Harus Pindah atau Bertahan di Rumah Langganan Banjir?

Trio Hamdani, Jurnalis · Jum'at 24 Februari 2017 20:33 WIB
https: img.okezone.com content 2017 02 24 470 1627316 harus-pindah-atau-bertahan-di-rumah-langganan-banjir-UEAxR0BgBq.jpeg Ilustrasi : Shutterstock

JAKARTA - Mungkin kita pernah bertanya-tanya atau justru mengalaminya sendiri, tetap bertahan tinggal di rumah yang langganan terkena banjir. Lantas, mengapa mereka tetap memilih untuk tinggal di rumah yang mungkin tiap tahun terkena banjir?

Mungkin sebagian merasa sulit untuk memilih, apakah tetap tinggal atau lebih baik menjual rumah tersebut dan pindah di lokasi yang jauh dari kata banjir. Namun, menyadari rumah yang kita miliki berada di daerah banjir mungkin harus siap menjual rumah dengan harga rendah.

"Jadi kembali lagi ya, anggaplah kita sebagai pemilik rumah ya, kita punya harga rumah katakanlah Rp300 juta pas beli, harga pasarnya karena banjir katakanlah tinggal Rp150 juta ya," kata Perencana Keuangan Fredy Piellor kepada Okezone.

Hal itulah yang terkadang menjadi dilema bagi pemilik rumah untuk pindah lantaran merasa rugi harus menjual rumah dengan harga lebih rendah dibandingkan harga saat kita membelinya.

"Tapi kemudian untuk jangka panjangnya akankah kita tiap tahun atau anak-anak kita setiap tahun mengalami banjir. Mungkin kenikmatan hidup, keamanan hidup, itu kan hilang akibat banjir ya.

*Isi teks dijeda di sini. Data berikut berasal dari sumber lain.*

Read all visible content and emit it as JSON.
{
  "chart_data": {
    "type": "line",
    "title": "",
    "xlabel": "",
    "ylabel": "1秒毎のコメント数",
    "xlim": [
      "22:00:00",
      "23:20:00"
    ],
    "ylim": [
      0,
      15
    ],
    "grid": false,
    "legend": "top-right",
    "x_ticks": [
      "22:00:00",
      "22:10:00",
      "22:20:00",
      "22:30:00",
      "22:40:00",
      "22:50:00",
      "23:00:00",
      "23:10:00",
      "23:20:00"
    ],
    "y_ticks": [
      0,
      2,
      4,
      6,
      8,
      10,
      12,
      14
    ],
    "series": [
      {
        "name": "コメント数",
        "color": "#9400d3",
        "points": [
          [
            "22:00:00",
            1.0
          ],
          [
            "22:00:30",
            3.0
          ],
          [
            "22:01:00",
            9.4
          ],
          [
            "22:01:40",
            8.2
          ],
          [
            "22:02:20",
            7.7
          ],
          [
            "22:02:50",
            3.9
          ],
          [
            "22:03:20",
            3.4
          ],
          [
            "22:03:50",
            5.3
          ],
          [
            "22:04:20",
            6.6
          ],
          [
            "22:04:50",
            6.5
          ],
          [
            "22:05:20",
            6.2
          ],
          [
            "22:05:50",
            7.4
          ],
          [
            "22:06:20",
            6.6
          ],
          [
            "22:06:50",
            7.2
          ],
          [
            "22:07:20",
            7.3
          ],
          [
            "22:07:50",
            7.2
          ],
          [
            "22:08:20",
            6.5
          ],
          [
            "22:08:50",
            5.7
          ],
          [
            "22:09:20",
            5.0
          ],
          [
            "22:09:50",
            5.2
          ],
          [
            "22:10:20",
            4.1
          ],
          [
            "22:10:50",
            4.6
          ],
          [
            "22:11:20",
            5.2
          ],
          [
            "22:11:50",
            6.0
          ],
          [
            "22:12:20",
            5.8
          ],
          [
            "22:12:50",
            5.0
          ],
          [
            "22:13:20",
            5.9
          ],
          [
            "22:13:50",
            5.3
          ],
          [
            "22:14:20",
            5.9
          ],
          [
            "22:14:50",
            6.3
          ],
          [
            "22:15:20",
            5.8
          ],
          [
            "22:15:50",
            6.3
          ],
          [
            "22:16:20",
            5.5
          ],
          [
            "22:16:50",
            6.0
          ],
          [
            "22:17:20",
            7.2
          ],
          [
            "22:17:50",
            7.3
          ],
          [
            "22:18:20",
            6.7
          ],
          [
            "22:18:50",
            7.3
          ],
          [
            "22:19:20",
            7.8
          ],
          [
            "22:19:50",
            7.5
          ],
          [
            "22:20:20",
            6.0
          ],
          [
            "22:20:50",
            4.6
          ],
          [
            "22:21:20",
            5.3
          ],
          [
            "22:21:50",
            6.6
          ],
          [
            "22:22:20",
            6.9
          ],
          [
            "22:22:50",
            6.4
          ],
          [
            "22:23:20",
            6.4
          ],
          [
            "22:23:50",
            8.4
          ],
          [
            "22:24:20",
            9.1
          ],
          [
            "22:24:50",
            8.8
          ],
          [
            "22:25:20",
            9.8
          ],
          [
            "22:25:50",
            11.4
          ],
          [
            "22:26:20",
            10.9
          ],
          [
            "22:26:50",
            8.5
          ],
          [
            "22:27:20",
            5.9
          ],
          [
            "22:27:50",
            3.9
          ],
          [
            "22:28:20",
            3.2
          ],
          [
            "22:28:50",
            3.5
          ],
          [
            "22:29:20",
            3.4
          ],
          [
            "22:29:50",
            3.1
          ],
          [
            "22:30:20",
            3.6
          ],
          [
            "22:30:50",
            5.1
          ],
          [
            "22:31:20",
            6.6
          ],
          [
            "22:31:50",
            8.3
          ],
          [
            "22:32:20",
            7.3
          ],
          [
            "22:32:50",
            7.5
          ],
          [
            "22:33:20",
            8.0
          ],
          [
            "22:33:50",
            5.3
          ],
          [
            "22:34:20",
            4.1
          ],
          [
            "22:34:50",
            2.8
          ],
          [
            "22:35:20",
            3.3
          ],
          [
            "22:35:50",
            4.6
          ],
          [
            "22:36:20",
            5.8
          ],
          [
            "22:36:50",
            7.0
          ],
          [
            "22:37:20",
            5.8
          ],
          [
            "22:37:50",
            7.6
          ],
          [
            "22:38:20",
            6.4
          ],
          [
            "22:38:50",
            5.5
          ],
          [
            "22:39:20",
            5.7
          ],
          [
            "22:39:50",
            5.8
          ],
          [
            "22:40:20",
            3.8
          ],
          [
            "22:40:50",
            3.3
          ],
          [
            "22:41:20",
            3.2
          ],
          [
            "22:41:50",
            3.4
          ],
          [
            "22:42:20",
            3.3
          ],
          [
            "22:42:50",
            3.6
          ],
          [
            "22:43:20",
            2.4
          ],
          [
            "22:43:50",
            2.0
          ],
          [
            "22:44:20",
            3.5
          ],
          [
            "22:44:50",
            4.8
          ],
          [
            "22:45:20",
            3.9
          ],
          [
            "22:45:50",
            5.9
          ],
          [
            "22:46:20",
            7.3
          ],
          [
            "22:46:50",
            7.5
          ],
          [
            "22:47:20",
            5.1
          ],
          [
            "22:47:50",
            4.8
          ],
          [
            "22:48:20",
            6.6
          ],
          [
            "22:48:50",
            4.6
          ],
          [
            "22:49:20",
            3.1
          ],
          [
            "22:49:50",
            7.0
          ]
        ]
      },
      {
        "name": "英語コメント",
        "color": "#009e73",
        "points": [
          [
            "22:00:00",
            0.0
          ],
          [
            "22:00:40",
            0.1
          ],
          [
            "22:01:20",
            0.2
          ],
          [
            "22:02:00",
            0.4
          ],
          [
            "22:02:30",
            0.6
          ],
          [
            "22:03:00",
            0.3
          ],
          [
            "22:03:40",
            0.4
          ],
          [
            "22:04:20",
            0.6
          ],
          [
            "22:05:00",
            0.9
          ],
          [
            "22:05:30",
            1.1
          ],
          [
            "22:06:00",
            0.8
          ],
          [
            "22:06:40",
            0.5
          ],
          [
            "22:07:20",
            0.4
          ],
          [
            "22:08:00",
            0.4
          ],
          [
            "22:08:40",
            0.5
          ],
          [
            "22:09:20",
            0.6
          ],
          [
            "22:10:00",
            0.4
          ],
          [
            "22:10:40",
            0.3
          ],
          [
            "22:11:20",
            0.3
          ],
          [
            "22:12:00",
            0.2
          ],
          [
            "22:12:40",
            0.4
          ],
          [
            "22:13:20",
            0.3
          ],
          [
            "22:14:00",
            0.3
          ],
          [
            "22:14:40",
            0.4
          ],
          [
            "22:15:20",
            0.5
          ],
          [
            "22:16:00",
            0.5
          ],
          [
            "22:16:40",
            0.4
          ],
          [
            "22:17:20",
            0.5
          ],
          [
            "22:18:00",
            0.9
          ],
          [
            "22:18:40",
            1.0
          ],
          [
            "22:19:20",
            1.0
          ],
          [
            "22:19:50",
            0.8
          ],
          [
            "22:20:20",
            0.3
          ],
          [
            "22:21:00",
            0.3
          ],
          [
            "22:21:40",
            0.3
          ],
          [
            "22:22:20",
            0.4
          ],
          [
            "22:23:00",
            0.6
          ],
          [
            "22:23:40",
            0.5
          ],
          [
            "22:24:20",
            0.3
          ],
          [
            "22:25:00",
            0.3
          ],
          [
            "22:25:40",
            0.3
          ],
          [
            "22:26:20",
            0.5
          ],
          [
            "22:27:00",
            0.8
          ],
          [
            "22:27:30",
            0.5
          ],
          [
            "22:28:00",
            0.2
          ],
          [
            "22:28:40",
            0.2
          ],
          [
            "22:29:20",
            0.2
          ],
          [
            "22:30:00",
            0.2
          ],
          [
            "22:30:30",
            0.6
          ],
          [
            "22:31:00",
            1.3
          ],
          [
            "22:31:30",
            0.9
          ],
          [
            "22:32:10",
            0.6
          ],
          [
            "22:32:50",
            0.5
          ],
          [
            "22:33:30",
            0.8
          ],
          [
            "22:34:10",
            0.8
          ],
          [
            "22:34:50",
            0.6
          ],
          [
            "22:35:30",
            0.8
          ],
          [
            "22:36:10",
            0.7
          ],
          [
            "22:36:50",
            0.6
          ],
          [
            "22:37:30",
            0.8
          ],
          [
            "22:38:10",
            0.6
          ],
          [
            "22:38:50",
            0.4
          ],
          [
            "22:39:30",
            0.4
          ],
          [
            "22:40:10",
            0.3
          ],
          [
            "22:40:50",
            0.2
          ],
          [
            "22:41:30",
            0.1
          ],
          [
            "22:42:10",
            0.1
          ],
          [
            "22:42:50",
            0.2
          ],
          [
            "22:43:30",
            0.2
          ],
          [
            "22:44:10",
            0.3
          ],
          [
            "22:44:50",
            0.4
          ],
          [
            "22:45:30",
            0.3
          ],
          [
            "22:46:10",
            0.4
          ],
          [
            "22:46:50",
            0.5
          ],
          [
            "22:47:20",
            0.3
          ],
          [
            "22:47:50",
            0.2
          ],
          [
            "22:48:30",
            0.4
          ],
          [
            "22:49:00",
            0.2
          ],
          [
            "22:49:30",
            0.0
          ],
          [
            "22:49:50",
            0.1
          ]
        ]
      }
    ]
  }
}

Dia pun menilai kerugian menjual rumah yang harganya jatuh karena langganan banjir masih lebih. "Nah kalau saya pribadi lebih bagus rugi uangnya Rp150 juta daripada tiap tahun mengalami banjir, kemudian kita beli rumah yang lebih kecil, pertama kenikmatan hidup, keamanan hidup kan," lanjutnya.

Ditambah lagi, dengan meninggalkan rumah sebelumnya yang kerap kena banjir otomatis biaya-biaya yang tiap kali banjir kita gelontorkan maka dapat dimanfaatkan untuk keperluan dan hal-hal lainnya.